Jatarag is available on pypi, and can be installed via pip:

```bash
pip install jatarag
```

## Development

```bash
git clone git@github.com:jataware/jatarag.git
cd jatarag
pip install poetry
poetry install
```

## Usage

Setting up a simple RAG agent is pretty simple, you just need to provide compatible instances of `Database` and `Agent`:

```python
from jatarag.agent import Agent
from jatarag.db import Database
from jatarag.librarian import SimpleRagAgent

db: Database = SomeDatabaseImplementation()
agent: Agent = SomeAgentImplementation()

librarian = SimpleRagAgent(db, agent)

answer = librarian.ask('What effects do locust swarms have on agriculture in East Africa?')
```

`Database` is the interface to your corpus of documents, and `Agent` is the interface to your LLM. Any of the RAG Agent implementations will take these two objects and provide a method `ask` for querying the corpus and generating an answer. You may provide your own implementations, or use the built-in ones, or any combination thereof.

### Implementing new DB

```python
from jatarag.db import Database, ParagraphResult, MetadataResult, reciprocal_rank_fusion

# implementation of the database interface
class MyDB(Database):
    def __init__(self, ...): ...

    # required interface methods
    def query_all_documents(self, query: str, max_results: int = 10) -> list[ParagraphResult]: ...

    def query_single_document(self, document_id: str, query: str, max_results: int = 10) -> list[ParagraphResult]: ...

    def query_titles(self, query: str, max_results: int = 10) -> list[MetadataResult]: ...

    def query_authors(self, author: str, max_results: int = 10) -> list[MetadataResult]: ...

    def query_publishers(self, publisher: str, max_results: int = 10) -> list[MetadataResult]: ...

    # any other methods you need
    # ...


```

> Note: `reciprocal_rank_fusion` is provided to allow for building more complex searches out of simpler ones. For example, when querying titles, it might make sense to do both a semantic query and a keyword query, and then combine the results. For querying authors, an optimal combination might be to combine a fuzzy search with a phonetic search. `reciprocal_rank_fusion` can combine multiple sets of search results into a master list, while logically computing the new ranks of each result.

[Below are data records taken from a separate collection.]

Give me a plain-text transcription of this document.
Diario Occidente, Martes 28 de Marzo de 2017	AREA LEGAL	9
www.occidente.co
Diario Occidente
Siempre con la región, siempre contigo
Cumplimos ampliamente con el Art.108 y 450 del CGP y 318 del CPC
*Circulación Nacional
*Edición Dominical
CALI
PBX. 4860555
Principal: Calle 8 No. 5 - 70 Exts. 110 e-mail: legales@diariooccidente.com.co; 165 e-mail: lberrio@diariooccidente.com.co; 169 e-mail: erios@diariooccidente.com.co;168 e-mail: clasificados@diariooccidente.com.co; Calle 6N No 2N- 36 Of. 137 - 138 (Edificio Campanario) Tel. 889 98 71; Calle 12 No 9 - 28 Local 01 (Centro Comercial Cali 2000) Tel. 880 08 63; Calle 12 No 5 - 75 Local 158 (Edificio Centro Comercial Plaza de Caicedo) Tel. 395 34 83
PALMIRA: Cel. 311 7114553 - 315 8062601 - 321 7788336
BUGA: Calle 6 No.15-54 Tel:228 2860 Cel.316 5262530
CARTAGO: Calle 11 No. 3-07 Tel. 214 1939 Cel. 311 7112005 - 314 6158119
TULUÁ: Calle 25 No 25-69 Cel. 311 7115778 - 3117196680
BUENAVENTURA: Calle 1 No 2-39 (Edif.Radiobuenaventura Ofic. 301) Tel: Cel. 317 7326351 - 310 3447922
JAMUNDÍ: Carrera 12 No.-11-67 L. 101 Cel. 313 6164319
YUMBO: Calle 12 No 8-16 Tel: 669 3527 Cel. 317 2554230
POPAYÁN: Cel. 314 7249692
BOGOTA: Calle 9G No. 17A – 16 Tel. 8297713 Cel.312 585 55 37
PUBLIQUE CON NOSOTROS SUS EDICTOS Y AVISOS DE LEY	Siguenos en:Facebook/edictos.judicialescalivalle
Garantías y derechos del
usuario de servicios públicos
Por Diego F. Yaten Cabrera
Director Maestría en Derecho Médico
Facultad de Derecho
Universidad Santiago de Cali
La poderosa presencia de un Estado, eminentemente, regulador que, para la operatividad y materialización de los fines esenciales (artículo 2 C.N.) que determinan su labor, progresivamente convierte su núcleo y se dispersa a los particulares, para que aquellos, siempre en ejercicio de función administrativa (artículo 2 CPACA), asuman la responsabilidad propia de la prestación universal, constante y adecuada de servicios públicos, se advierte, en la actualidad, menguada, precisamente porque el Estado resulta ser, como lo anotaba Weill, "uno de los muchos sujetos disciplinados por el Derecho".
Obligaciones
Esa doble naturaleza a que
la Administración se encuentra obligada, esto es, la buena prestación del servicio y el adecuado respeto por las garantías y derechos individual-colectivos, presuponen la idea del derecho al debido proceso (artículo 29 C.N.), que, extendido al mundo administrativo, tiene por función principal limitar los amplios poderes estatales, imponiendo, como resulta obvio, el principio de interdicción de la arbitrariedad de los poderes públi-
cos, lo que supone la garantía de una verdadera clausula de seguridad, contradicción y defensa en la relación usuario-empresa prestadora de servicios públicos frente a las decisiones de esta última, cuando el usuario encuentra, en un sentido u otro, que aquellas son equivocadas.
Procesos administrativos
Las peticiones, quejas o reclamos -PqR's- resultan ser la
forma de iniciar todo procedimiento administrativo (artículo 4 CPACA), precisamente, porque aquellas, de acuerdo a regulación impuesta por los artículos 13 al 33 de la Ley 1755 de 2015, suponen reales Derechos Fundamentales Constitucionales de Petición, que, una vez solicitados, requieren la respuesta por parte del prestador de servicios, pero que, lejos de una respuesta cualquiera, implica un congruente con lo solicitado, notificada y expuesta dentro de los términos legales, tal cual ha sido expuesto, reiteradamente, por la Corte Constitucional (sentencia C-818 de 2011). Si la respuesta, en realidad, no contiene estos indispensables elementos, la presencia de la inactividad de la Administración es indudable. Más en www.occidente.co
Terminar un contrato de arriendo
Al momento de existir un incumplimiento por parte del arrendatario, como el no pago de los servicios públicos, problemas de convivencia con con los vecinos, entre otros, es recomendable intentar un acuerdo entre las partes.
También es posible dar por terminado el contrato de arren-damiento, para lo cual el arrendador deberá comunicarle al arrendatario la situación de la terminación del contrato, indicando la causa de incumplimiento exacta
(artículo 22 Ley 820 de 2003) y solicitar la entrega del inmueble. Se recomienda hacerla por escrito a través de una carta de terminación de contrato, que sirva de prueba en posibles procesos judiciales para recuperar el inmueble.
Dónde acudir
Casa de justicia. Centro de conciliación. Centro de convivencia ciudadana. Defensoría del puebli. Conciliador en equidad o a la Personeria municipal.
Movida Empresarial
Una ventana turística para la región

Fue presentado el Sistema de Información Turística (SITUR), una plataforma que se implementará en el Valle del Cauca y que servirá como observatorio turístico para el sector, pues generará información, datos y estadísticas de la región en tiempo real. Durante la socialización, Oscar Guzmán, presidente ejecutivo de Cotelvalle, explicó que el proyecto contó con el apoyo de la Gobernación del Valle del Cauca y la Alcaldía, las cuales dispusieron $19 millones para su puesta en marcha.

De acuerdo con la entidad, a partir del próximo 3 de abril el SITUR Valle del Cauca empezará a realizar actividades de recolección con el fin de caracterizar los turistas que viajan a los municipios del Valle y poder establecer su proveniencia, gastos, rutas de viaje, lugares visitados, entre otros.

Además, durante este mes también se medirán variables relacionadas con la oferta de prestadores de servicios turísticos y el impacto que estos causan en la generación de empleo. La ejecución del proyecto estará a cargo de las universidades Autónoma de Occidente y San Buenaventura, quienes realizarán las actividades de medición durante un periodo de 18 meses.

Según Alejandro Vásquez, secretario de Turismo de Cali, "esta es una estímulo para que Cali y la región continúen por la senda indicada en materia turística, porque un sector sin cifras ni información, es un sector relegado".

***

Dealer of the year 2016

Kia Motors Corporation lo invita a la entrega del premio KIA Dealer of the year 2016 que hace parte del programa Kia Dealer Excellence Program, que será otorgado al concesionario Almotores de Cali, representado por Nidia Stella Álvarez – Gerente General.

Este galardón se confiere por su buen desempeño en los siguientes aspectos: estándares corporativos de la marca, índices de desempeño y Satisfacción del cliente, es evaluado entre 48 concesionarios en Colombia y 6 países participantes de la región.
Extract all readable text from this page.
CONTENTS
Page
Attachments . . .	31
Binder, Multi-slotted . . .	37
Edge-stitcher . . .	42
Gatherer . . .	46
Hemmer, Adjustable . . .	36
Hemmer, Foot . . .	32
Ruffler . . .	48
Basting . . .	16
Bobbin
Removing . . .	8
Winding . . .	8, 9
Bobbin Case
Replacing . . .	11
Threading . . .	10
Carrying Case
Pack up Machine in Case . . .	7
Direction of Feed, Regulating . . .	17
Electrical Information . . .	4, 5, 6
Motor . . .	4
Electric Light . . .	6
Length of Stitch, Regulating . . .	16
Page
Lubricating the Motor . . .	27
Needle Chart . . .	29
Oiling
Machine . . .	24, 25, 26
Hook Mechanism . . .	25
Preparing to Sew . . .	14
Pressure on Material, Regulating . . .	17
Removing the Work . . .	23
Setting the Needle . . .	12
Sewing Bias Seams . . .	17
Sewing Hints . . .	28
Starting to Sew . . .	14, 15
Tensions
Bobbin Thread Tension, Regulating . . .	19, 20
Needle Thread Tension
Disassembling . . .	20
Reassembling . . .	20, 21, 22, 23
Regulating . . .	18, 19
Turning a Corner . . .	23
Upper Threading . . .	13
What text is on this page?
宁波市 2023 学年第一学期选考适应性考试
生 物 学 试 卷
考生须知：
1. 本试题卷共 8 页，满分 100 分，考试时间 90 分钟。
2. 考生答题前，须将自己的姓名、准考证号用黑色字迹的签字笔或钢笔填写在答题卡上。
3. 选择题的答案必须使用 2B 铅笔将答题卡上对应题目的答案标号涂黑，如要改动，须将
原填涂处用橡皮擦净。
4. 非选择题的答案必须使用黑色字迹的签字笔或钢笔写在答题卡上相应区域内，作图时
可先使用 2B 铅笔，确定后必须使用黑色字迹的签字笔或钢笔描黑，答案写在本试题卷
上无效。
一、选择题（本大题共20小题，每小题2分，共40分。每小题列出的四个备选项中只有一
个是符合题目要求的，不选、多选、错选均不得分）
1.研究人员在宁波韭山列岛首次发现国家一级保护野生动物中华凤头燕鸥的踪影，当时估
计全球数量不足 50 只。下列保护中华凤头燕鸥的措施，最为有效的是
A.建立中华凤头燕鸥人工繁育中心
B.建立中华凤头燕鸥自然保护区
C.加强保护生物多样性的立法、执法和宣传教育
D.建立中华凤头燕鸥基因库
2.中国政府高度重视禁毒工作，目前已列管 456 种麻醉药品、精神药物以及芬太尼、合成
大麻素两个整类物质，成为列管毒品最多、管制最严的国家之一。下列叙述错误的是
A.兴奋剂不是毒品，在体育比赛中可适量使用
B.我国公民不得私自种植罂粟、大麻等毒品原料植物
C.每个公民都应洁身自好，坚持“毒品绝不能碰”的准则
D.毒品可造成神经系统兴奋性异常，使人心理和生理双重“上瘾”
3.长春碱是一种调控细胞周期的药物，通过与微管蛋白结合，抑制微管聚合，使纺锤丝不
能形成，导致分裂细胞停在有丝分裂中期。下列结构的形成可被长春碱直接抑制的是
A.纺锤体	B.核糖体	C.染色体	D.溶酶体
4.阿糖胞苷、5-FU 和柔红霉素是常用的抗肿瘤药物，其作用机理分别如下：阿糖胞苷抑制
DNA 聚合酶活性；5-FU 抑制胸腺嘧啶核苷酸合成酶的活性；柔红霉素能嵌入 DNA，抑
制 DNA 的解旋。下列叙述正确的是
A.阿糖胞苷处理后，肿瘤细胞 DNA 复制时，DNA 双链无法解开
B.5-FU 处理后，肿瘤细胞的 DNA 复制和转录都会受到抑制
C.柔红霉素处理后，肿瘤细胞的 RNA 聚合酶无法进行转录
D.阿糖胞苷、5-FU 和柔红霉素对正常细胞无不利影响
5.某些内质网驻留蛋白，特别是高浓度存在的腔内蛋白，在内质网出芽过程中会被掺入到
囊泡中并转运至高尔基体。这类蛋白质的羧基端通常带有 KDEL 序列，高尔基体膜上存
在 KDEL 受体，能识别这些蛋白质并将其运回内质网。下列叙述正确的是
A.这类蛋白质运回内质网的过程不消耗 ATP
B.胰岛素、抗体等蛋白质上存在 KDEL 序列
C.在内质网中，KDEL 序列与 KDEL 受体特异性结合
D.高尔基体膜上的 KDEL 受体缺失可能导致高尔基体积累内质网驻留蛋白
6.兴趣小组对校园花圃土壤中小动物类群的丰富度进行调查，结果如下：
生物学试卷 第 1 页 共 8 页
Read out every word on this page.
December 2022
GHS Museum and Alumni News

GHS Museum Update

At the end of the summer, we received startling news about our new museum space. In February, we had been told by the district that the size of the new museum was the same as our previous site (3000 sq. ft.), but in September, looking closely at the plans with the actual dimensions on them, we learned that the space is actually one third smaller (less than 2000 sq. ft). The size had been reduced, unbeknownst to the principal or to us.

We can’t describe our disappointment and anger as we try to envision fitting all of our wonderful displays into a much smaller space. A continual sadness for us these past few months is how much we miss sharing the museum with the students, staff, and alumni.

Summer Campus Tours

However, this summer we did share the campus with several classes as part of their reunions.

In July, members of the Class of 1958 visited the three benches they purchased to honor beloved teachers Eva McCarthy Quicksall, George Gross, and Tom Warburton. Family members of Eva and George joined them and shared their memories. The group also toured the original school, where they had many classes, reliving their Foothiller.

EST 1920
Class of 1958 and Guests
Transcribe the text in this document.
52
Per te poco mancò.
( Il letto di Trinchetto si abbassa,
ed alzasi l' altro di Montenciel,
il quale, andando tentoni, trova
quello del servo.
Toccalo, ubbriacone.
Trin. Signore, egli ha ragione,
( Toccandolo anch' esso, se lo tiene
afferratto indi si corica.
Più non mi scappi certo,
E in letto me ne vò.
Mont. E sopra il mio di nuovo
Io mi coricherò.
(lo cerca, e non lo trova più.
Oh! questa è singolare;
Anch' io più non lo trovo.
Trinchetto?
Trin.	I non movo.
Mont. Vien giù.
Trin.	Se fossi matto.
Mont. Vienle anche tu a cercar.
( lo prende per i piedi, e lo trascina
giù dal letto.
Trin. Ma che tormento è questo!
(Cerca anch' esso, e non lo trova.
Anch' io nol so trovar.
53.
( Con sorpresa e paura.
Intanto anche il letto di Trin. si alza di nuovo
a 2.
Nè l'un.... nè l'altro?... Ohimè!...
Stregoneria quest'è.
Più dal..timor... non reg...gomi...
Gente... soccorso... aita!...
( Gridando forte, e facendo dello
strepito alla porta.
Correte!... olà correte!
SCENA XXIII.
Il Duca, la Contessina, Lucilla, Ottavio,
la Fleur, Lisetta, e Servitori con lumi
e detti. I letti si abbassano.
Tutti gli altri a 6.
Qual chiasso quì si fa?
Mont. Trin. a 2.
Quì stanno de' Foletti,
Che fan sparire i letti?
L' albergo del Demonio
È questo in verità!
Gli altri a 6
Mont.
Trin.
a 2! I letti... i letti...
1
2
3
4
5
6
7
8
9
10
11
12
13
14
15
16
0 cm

### Using built-in implementations

If you'd like, you can use the built-in `FileSystemDB` which manages a directory of documents directly on the filesystem, which might be useful for local testing. You will either need to provide implementations for document extraction, and document embedding, or use the built-in `NougatExtractor` and `AdaEmbedder` classes respectively. See [jatarag/demo.py](jatarag/demo.py) for a more complete example:

```python
from jatarag.db import FileSystemDB
from jatarag.extractor import NougatExtractor
from jatarag.embedder import AdaEmbedder
from jatarag.agent import OpenAIAgent
from jatarag.librarian import MultihopRagAgent

# built-in database (including extractor and embedder)
extractor = NougatExtractor(batch_size=batch_size)
embedder = AdaEmbedder()
db = FileSystemDB(path, extractor=extractor, embedder=embedder)

# built-in agent
agent = OpenAIAgent(model='gpt-4o')

# Rag agent just needs a database and an agent
librarian = MultihopRagAgent(db, agent)

# ask a question based on the corpus
answer = librarian.ask('How has climate change affected crop yields in sub-Saharan Africa?')
```

> You may provide your own implementations of the `Extractor`, `Embedder` and `Agent` classes, as long as they conform to the expected interfaces defined in [jatarag/extractor/interface.py](jatarag/extractor/interface.py), [jatarag/embedder/interface.py](jatarag/embedder/interface.py), and [jatarag/agent.py](jatarag/agent.py) respectively. This allows you to plug in your own models for extracting documents, embedding document chunks, and generating answers.